Posterior predictive distribution

In Bayesian statistics, the posterior predictive distribution is the distribution of possible unobserved values conditional on the observed values.

Given a set of N i.i.d. observations ${\displaystyle \mathbf {X} =\{x_{1},\dots ,x_{N}\}}$, a new value ${\displaystyle {\tilde {x}}}$ will be drawn from a distribution that depends on a parameter ${\displaystyle \theta \in \Theta }$, where ${\displaystyle \Theta }$ is the parameter space.

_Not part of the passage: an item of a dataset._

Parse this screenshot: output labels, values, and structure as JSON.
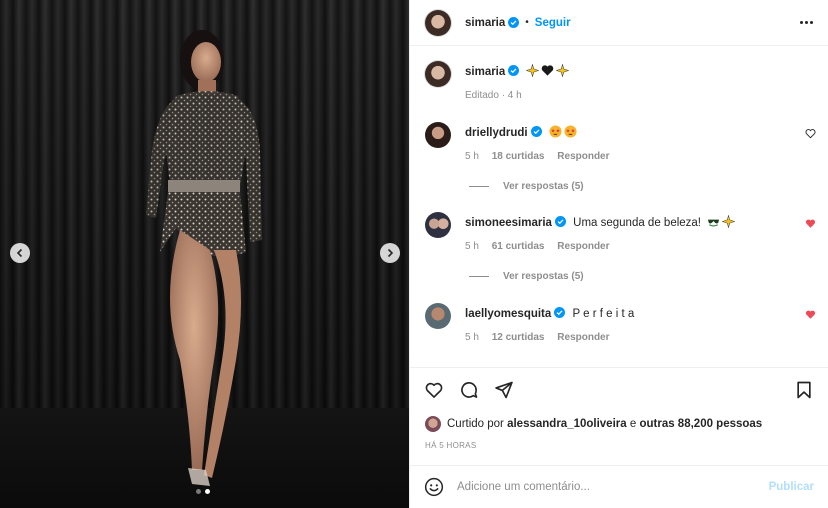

${\displaystyle p({\tilde {x}}|\theta )}$

It may seem tempting to plug in a single best estimate ${\displaystyle {\hat {\theta }}}$ for ${\displaystyle \theta }$, but this ignores uncertainty about ${\displaystyle \theta }$, and because a source of uncertainty is ignored, the predictive distribution will be too narrow. Put another way, predictions of extreme values of ${\displaystyle {\tilde {x}}}$ will have a lower probability than if the uncertainty in the parameters as given by their posterior distribution is accounted for.

A posterior predictive distribution accounts for uncertainty about ${\displaystyle \theta }$. The posterior distribution of possible ${\displaystyle \theta }$ values depends on ${\displaystyle \mathbf {X} }$:

${\displaystyle p(\theta |\mathbf {X} )}$

And the posterior predictive distribution of ${\displaystyle {\tilde {x}}}$ given ${\displaystyle \mathbf {X} }$ is calculated by marginalizing the distribution of ${\displaystyle {\tilde {x}}}$ given ${\displaystyle \theta }$ over the posterior distribution of ${\displaystyle \theta }$ given ${\displaystyle \mathbf {X} }$:

${\displaystyle p({\tilde {x}}|\mathbf {X} )=\int _{\Theta }p({\tilde {x}}|\theta )\,p(\theta |\mathbf {X} )\operatorname {d} \!\theta }$

Because it accounts for uncertainty about ${\displaystyle \theta }$, the posterior predictive distribution will in general be wider than a predictive distribution which plugs in a single best estimate for ${\displaystyle \theta }$.